Publié le 25 octobre 2012 par Lana
Créé le 24-10-2012 à 18h36- Mis à jour le 25-10-2012 à 11h28 Anne Crignon Par

Le psychiatre américain Allen Frances dénonce la médicalisation de troubles courants comme les colères des enfants, les oublis du grand âge ou la gloutonnerie. Interview.

Combien de précieuses ridicules à l’Association Américaine de Psychiatrie ? La nouvelle version du DSM, manuel de classification des troubles mentaux à vocation internationale, prévu pour mai 2013, est un folklore de nouvelles « maladies ».

Ainsi le « disruptive mood dysregulation disorder » de l’enfant ou « désordre de dérégulation dit d’humeur explosive » (SIC) épingle-t-il désormais crises de rage et gros caprices. Ce « trouble » sera très sérieusement-classé dans les « Désordres dépressifs », où se trouve déjà rangé le « Syndrome dysphorique prémenstruel » – fatigue et mal de ventre accompagnant les règles. Mais par quels tours de passe-passe l’industrie pharmaceutique continue-t-elle de médicaliser progressivement les maux sans gravité, les émotions, les comportements ordinaires ?

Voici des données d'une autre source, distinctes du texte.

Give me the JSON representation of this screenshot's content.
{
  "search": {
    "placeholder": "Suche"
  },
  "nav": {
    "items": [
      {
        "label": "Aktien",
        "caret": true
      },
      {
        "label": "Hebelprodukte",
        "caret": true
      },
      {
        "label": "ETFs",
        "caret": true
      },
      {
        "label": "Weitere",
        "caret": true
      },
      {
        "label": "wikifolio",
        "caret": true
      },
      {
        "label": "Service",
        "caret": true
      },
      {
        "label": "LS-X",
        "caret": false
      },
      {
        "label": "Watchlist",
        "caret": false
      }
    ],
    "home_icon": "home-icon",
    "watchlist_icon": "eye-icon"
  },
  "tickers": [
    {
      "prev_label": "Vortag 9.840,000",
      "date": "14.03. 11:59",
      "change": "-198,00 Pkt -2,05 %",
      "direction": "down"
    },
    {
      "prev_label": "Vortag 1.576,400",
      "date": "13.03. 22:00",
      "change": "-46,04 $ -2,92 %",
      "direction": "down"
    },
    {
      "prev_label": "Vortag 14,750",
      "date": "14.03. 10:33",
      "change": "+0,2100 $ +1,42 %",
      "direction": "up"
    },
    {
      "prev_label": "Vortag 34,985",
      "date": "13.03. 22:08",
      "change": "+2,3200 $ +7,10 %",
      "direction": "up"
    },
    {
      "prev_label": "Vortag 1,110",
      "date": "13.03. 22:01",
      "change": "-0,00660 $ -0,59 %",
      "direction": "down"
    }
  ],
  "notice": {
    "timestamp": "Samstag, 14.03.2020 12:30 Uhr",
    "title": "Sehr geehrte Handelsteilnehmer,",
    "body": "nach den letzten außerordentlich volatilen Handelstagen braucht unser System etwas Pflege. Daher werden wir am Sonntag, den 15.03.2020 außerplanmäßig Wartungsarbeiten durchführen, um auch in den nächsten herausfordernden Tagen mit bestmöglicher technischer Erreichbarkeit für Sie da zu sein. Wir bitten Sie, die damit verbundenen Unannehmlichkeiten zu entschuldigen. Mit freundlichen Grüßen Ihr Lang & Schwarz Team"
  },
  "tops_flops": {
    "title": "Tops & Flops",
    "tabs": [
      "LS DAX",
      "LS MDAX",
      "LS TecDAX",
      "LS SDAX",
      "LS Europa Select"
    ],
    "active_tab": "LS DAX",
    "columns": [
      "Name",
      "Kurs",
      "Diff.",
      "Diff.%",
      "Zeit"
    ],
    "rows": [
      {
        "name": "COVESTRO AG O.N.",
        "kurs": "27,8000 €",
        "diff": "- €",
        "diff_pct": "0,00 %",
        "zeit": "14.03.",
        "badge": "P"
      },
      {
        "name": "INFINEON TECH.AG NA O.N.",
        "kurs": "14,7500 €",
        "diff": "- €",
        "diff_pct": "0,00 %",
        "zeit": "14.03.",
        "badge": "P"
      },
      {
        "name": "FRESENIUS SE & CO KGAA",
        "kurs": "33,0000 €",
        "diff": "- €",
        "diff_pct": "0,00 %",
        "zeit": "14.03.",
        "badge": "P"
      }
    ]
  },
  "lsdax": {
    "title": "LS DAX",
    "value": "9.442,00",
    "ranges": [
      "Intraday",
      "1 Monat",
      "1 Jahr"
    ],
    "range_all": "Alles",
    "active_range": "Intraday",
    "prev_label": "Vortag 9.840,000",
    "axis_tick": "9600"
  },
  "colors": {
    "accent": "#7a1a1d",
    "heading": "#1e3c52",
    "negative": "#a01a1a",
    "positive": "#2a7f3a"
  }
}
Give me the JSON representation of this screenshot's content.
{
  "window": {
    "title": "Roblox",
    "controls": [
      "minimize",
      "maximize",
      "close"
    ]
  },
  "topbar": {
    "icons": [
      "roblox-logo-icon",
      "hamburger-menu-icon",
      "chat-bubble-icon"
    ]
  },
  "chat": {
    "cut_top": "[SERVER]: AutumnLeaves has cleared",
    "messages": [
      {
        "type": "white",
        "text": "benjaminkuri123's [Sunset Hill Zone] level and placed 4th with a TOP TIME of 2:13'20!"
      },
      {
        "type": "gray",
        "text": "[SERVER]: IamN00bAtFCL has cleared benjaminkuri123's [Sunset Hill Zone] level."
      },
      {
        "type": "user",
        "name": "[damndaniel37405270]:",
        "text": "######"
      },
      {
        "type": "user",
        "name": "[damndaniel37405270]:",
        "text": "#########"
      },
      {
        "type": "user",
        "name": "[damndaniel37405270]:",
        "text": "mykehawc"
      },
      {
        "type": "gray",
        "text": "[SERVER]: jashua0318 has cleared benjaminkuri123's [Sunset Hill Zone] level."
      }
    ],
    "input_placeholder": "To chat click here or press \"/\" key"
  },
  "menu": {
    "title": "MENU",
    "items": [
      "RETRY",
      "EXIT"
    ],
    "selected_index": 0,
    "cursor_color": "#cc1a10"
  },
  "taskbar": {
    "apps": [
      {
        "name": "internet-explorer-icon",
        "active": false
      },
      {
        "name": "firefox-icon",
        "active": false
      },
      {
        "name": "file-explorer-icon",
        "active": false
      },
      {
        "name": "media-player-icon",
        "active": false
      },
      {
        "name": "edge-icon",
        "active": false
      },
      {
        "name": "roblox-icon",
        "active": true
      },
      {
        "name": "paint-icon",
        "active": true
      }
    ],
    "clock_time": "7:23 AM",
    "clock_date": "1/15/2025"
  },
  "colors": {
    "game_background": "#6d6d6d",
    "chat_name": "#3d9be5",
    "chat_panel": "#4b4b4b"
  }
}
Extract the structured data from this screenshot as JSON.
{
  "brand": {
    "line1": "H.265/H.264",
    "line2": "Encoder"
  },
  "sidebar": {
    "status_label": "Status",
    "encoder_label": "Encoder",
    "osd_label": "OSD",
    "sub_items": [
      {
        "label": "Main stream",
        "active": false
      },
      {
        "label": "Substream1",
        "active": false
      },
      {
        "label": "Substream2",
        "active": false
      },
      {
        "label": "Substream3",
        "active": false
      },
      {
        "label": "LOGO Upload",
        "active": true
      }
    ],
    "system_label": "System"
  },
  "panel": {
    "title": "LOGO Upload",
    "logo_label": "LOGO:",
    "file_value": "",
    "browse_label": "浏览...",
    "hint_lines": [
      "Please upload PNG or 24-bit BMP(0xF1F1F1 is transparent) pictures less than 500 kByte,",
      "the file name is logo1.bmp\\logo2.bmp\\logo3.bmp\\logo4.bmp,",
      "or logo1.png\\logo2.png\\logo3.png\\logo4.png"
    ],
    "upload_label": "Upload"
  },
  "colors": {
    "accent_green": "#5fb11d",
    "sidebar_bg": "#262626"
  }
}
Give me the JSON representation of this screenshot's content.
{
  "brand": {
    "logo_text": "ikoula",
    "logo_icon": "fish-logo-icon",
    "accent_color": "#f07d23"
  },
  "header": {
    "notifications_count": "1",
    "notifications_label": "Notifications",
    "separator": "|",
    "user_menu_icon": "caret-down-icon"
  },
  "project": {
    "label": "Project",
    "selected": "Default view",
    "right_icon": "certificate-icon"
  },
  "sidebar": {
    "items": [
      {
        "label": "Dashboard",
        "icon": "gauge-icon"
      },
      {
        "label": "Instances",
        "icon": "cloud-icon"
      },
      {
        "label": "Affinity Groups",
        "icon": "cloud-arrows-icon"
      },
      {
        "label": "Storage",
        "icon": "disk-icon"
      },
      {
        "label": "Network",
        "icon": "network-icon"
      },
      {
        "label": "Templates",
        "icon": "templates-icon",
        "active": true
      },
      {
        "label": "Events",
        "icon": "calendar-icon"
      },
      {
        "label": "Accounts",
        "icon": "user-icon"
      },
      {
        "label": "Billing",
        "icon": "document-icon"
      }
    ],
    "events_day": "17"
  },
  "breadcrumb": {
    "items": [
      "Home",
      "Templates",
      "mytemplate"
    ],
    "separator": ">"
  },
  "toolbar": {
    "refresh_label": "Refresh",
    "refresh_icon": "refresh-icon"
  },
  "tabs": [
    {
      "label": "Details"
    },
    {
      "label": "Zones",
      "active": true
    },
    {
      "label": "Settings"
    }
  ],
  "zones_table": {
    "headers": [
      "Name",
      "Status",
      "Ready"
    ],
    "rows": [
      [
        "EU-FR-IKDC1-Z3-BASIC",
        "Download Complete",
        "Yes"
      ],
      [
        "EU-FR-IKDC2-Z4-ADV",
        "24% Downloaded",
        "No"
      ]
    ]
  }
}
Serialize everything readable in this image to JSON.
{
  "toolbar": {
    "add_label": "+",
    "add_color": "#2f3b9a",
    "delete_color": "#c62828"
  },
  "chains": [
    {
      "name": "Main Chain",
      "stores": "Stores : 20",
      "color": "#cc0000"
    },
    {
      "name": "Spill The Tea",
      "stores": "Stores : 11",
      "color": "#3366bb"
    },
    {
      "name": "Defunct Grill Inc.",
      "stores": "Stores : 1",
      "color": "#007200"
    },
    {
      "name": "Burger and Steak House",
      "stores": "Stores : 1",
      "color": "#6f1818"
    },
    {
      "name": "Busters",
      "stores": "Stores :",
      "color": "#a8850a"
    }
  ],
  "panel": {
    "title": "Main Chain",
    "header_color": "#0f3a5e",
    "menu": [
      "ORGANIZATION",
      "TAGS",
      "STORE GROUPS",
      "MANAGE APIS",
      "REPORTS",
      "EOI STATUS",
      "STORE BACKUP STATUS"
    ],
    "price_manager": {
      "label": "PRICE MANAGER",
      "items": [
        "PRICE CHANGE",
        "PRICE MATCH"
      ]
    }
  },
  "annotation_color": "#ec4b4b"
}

Allen Frances, psychiatre américain et illustre président des groupes de travail ayant œuvré à l’élaboration du DSM-IV (1994), observe désormais la pseudoscience de l’Association Amércaine de Psychiatrie pervertir un outil qui devait élever le débat et favoriser la compréhension de l’âme humaine. Entretien.

En quoi la prochaine version du DSM vous semble-t-elle contestable ?

- Le DSM établit la frontière entre ce qui est considéré comme normal et ce qui est considéré comme anormal. Or le DSM-V va considérablement accroitre la part du pathologique et, de ce fait, restreindre la normalité. On s’apprête par exemple à psychiatriser les réactions parfois explosives de l’enfant (« disruptive mood dysregulation disorder »), les oublis liés au grand âge (« minor neurocognitive disorder »), la distraction (« attention deficit disorder »), le chagrin du deuil (« major depressive disorder ») ou la gloutonnerie (« binge eating disorder »). Cette inflation de diagnostics conduit souvent à la surprescription. On en connait les conséquences : risque d’effets secondaires néfastes, stigmatisation des patients indument étiquetés, gaspillage de fonds publics.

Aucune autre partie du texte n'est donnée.